Pilotage of Queen Mary 2

Queen Mary 2 – Approaching “Søndre Akershuskai” – Oslo


  • Pilot services:
    • Approx. 45,000 pilotage per year are carried out in Norway.
    • Vessels are getting bigger and margins are being squeezed.
    • Even where depth information is available at the quays, detailed information to push margins is frequently lacking.
    • It can be a time consuming task for the pilots to get access to the appropriate depth data information, the data might also come in the format of screenshots from «Hybas» (Norwegian Hydrographic Service database).
  • The destination
    • Cruise calls to Port of Oslo: This is a popular cruise destination and there are approximately 100 cruise calls a year.
    • Oslofjord: The route from Færder to Oslo Quay (Akershus) is 56 nautical mile long. The particular area between “Drøbak” and “Stro” is very narrow and challenging for massive vessels like cruise ships. In addition, the final part of the route from “Nesoddtangen” to the quay “Søndre Akershuskai ” is demanding both in relation to wind and depth.
  • Queen Mary 2
    • GT: 149215, Length Overall x Breadth: 345.03m × 48.7m
    • 10.2m draught

Test Mission

  • Select a vessel that could represent the new trend – massive in size and with a deep draught.
  • Select an area were margins are often challenged.
  • Get S-102 datasets from Oslofjord and visualise the planned route through the S-102 Demonstrator.
  • Evaluate and examine the value of the S-102 data in a real operational situation whereby the safety margins are small and the consequences are high risk.

Test execution

  • Date of test: 15.08.2018
  • Responsible tester: Jim Pedersen (marine pilot)
  • S-102 Demonstrator Version: 5.4.1
  • Weather Conditions: Cloudy but with calm seas

Dataset used




Chart system



Functionalities used & regarded as the most useful during the test:

  • S-102 provides a new dimension to safety with exact depth contours being generated for a particular vessels draft and desired under keel clearance.
    • In this case, a generated depth of 11.2m was used based on a draft of 10.2m and a 1.0m “desired under keel clearance”.
    • Depths shallower than the vessel draft of 10.2m were along the quay, however, by using a correct 3D model of the underwater hull, sufficient safety levels were achieved.
    • Of additional benefit was the ability to enter tide information and particularly water level warning. Utilisation of this function enables the calculation of tidal warnings during the operational period.

Experience from the test

Kongsberg Digital gives a demonstration of the abilities in the S-102 Demonstrator to QM2 Captain
  • The crew was impressed by the level of detail visualised in 3D mode through the S-102 Demonstrator.
  • The Crew welcomed the chance of a briefing of the planned route prior to any manoeuvres taking place. After the briefing, the QM2’s captain commented “Can we get this for our next port of call – in Stavanger?”, obviously seeing the huge benefit in having access to this information.
  • Together with the exact 3D models of the QM2’s hull, the quays could be utilised more effectively.
  • With the various map layers that can be added into the S-102 Demonstrator, it makes control of natural transit lines towards buildings, hilltops etc much easier, especially in combination with good topography models.
  • On one specific part of the route, the Pilot even discovered that one of the shallow areas reached out further into the planned route than they anticipated, based on prior information.

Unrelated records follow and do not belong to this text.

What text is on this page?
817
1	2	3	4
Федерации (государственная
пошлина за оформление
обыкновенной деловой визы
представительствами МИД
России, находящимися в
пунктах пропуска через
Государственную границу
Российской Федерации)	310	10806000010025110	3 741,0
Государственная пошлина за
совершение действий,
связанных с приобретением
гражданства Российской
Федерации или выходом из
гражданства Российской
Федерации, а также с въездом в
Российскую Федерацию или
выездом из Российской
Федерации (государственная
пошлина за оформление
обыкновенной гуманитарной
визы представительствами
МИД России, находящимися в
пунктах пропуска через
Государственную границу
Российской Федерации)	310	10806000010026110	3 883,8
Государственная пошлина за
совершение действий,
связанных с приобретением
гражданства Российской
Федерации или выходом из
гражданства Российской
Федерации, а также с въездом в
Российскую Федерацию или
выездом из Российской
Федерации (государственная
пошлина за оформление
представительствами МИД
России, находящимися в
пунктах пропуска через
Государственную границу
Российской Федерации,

Additional requested functionalities

Ability to calculate “swepth path” based on course, speed, dimensions, estimated pivot point and ROT would be useful.

Evaluation – Value potential

Using S-102 data and being able to see it in a 3D viewer (like the S-102 Demonstrator) enhances the ability to:

  • utilise depth conditions in a safe and secure manner, contribute to safety, efficiency and cost effectiveness.
  • make maritime transportation more cost-effective as it can increase the tonnage transported, without compromising safety.
  • exploit routes and ports more effectively and in a more secure manner.
  • provide a much better situational understanding for navigators as clear limits are set for safe navigation.